In 563 Columba, with twelve companions, left for Scotland. The reasons given for this departure vary but it is probable that he was involved in encouraging clan warfare against King Diarmait in 561, with some connection to the psalter dispute. On the Island of Iona he founded the famous Abbey, a centre for Celtic Christianity. Iona became a base for missionary work amongst the Northern Picts. Columba visited King Bridei, near Inverness, and won his respect. The royal residence had been bolted closed but, at the sign of the cross, the doors flew open and thus struck by such a miracle, the King listened and was baptised. Many of the people soon followed. This respect he found subsequently led him into a political role and he helped greatly in shaping the political landscape of that time, with some opposition remaining from the Druids.

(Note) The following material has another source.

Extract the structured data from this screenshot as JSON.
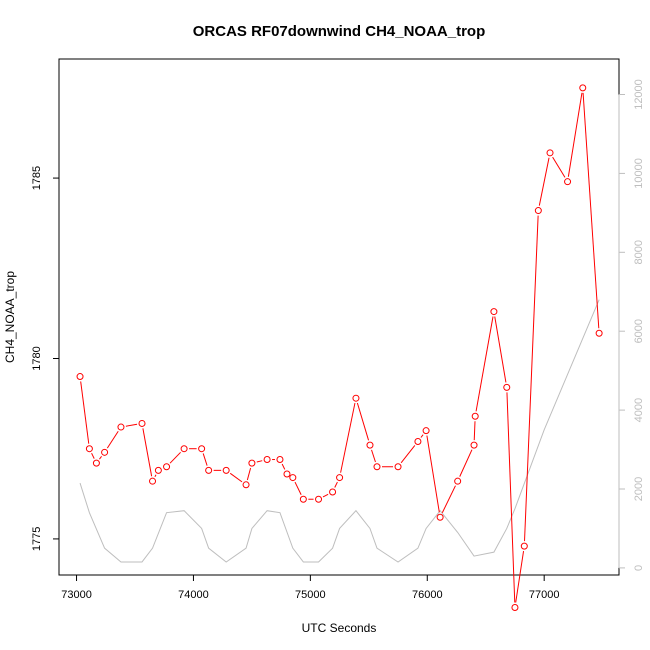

Columba spent the rest of his life preaching and travelling in Scotland. The ‘Book of Deer’ (a tenth century illuminated manuscript, providing a unique insight into cultural, social and ecclesiastical life of the East of Scotland.) attests to Columba’s work and miracles in the East of the country. On another journey to the West he met with Saint Mungo, the apostle of Strathclyde. He returned to Iona, when not engaged in missionary work, and there many came to seek his counsel. From here, Columba governed the many communities he had founded. In the Celtic tradition the Abbot, although perhaps only in priest’s orders, was at times considered to govern above that of the position of a bishop, the bishop thus being subject to the Abbot’s jurisdiction.
On the afternoon of 8th June, 597, Columba climbed the hill behind his monastery and gave his final blessing to the place he loved so much. At vespers, that night, he collapsed before the altar and found home with his heavenly Father, surrounded by his monks. He was seventy six years of age. He was buried in the monastery but, one hundred years later, his bones were disinterred and revered. They were taken to Ireland when the threat of Vikings became apparent but they vanished in time. Books and garments remained at Iona Abbey and were the focus for miraculous works.
Saint Adamnan, a future Abbot of Iona, said of Columba
“He was angelic in appearance, graceful in speech, holy in work”.
It is without doubt that Columba stands as one of the greatest of the Celtic Saints. A man of incredible industry, of missionary work, of creating communities and not least a man of humility and deep charity.